Leo Varadkar believes publicly-funded hospitals should be imbued with “a civic and scientific ethos.” So he said in his Dublin Castle address to Pope Francis. But that term, “scientific ethos”, needs a lot of explaining.
Science deals with physical reality, while ethos deals with the moral character of an institution, its values and goals. One describes how physical things are, the other prescribes the principles that should inspire decisions and actions.
A hospital must be based on the scientific disciplines of physics, chemistry, biology, anatomy, physiology, etc, but science does not tell us what is morally right or wrong. For instance, science tells us how to perform an abortion but does not tell us if and when it is morally just to do so. Science is not immoral but, rather, amoral in the sense that knowledge can be used for right or wrong purposes, depending on the ethical character of the person or of the institution.
Nonetheless, medicine is an inexplicably value-laden endeavour. It is intrinsically ethical because it is based on the assumption, which is not scientific but rather moral, that health is a good thing and has to be preserved. Medicine combines scientific knowledge with ethical purposes.
A hospital where patient-care is not based on science is guilty of quackery. But equally, when a hospital uses medical knowledge and expertise to actively harm patients (for example, through abortion or assisted suicide), it is no longer practicing medicine at all.
Moral neutrality in public policy is often a mask for some hidden ideology. Leo Varadkar is correct in affirming that publicly-funded hospitals should be imbued with a “civic ethos”, in the sense that they are at the service of the common good. But the expression “scientific ethos” is here inappropriate. It appears to be an attempt by the Taoiseach to propose a more ‘rational’ and ‘progressive’ substitute for the older “religious ethos”, but unfortunately it is based on a profound misunderstanding of the relationships between science and ethics.
Scientific knowledge is morally neutral. It must be guided by ethical principles which are external to it and derived instead from philosophies, ideologies, traditions, including religious ones.
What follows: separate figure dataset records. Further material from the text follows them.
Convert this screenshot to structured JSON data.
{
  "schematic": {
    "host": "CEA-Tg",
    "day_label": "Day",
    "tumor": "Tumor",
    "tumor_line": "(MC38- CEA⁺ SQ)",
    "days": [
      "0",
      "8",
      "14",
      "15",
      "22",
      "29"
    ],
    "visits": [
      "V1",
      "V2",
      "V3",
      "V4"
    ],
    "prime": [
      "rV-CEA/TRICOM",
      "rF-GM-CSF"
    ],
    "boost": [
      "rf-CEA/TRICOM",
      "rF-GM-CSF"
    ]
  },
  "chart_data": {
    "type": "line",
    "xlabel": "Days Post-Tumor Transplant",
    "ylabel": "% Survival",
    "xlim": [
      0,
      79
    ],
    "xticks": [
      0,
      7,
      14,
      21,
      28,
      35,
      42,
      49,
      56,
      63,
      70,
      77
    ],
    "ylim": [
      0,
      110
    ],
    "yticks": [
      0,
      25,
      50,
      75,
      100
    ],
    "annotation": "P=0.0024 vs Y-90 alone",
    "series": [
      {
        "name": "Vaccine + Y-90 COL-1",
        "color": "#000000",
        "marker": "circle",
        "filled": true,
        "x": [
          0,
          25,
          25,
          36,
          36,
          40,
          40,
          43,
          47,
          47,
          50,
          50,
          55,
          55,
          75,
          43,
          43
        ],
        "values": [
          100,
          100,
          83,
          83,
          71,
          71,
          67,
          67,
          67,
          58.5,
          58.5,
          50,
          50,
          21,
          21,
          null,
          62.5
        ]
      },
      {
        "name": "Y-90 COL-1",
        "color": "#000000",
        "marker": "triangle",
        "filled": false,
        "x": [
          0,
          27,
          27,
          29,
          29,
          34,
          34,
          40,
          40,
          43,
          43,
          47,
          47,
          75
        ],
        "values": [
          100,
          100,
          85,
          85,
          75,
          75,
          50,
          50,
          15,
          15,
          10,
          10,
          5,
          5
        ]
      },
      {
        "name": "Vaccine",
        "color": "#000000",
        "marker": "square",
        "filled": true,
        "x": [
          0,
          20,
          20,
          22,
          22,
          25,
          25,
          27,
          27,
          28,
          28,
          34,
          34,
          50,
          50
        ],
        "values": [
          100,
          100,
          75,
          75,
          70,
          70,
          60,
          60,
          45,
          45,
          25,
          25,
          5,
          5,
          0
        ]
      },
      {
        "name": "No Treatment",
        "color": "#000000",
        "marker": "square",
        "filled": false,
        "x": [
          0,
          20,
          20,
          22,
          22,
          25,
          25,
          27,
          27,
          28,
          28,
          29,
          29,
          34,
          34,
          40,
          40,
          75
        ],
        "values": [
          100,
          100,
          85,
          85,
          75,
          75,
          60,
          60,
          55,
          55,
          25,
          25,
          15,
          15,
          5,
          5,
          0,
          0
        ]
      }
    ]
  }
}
On the other hand, an ethos is never neutral as, by definition, it endorses specific values, and this is why there is no such a thing as a “scientific ethos” per se.
At the end of the day, our Taoiseach seems to want our hospitals to be governed by an ethos of choice first and foremost, rather than the preservation of life, and he has decided to cloak his favoured ethos in the clothes of ‘science’. This is a misuse of the concept.